How do you rate this suite?


----------



## feierlich (3 mo ago)

One thing I would say is that Hogwood had an exceptional recording of this suite, but it's quite a shame that he didn't record the whole opera. I love his performance of _Die Entführung aus dem Serail_ and _La clemenza di Tito_.


----------



## Rogerx (Apr 27, 2018)

I voted: Good, not that special, have in in a Philips box from way back .


----------



## Bulldog (Nov 21, 2013)

I derived little enjoyment - not so good, not so bad.


----------



## larold (Jul 20, 2017)

The part two *Largo-Allegretto-Piu allegro* under Zinman is 5 minutes of joy and fury. The rest is a bit more episodic but it's all Mozart so it's delectable.


----------



## Xisten267 (Sep 2, 2018)

I think it's a good suite. I like Classical era dance music and I believe that it's underrated by ballet companies. A 7.0 out of 10 in terms of how much I enjoy it.

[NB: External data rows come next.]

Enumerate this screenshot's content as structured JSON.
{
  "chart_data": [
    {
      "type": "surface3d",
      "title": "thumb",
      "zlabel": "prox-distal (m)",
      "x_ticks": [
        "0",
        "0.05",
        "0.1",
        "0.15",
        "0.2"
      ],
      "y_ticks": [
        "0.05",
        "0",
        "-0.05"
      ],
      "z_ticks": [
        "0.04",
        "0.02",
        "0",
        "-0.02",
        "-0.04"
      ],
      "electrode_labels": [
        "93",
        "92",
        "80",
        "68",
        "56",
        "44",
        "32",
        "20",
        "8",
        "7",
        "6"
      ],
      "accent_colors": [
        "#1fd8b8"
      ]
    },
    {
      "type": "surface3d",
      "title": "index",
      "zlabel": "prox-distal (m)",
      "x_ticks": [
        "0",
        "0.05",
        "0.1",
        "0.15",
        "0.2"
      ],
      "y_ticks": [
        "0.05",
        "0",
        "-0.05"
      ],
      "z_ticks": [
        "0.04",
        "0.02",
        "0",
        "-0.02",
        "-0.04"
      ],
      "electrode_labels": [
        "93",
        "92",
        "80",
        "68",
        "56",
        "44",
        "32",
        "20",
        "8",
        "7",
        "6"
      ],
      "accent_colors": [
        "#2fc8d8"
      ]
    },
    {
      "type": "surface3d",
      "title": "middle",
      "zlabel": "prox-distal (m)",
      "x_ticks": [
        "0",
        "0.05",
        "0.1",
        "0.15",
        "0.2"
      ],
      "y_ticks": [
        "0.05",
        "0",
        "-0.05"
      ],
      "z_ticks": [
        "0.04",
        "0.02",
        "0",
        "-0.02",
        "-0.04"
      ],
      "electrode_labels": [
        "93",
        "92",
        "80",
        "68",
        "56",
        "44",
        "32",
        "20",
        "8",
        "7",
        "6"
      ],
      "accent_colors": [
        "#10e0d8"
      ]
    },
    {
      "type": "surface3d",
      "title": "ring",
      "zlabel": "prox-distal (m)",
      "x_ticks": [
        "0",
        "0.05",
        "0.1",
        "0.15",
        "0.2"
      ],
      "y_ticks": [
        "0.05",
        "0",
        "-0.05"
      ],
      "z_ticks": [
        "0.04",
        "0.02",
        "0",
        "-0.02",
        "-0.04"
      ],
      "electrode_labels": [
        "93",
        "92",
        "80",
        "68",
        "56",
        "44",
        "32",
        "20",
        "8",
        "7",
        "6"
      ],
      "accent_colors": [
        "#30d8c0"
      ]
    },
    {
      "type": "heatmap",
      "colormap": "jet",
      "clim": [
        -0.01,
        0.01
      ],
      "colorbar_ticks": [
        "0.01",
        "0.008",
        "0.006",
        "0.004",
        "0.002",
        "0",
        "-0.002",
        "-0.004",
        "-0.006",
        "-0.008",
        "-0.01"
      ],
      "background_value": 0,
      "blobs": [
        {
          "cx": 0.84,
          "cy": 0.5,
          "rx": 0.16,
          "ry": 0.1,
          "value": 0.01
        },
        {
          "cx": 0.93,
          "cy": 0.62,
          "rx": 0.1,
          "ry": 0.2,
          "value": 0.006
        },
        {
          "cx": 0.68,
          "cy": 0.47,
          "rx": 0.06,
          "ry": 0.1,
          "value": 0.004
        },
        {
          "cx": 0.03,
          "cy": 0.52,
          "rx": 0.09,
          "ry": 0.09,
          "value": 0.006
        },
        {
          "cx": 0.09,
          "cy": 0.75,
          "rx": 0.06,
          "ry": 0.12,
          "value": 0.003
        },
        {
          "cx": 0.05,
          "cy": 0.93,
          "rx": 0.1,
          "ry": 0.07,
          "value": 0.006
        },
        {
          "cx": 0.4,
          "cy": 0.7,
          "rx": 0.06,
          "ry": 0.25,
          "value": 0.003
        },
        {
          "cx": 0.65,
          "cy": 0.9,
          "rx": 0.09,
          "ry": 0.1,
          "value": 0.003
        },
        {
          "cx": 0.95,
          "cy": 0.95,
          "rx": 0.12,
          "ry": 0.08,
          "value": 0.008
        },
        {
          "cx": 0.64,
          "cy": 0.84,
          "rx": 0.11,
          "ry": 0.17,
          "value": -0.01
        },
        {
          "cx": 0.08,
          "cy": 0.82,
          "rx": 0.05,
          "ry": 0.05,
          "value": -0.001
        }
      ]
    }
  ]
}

_Idomeneo_ as a whole is one my favorite Mozart operas and I greatly admire it. It's aria _Se il padre perdei_ ("If I have lost my father"), that has a theme that the composer used again in the second movement of his symphony No. 40, is one of the most beautiful, lyrical and touching he ever composed in my humble opinion. The opera I rate as a 8.5 out of 10 in terms of my personal taste.





Mozart's aria _Se il padre perdei_, here sung by Lucia Popp.


----------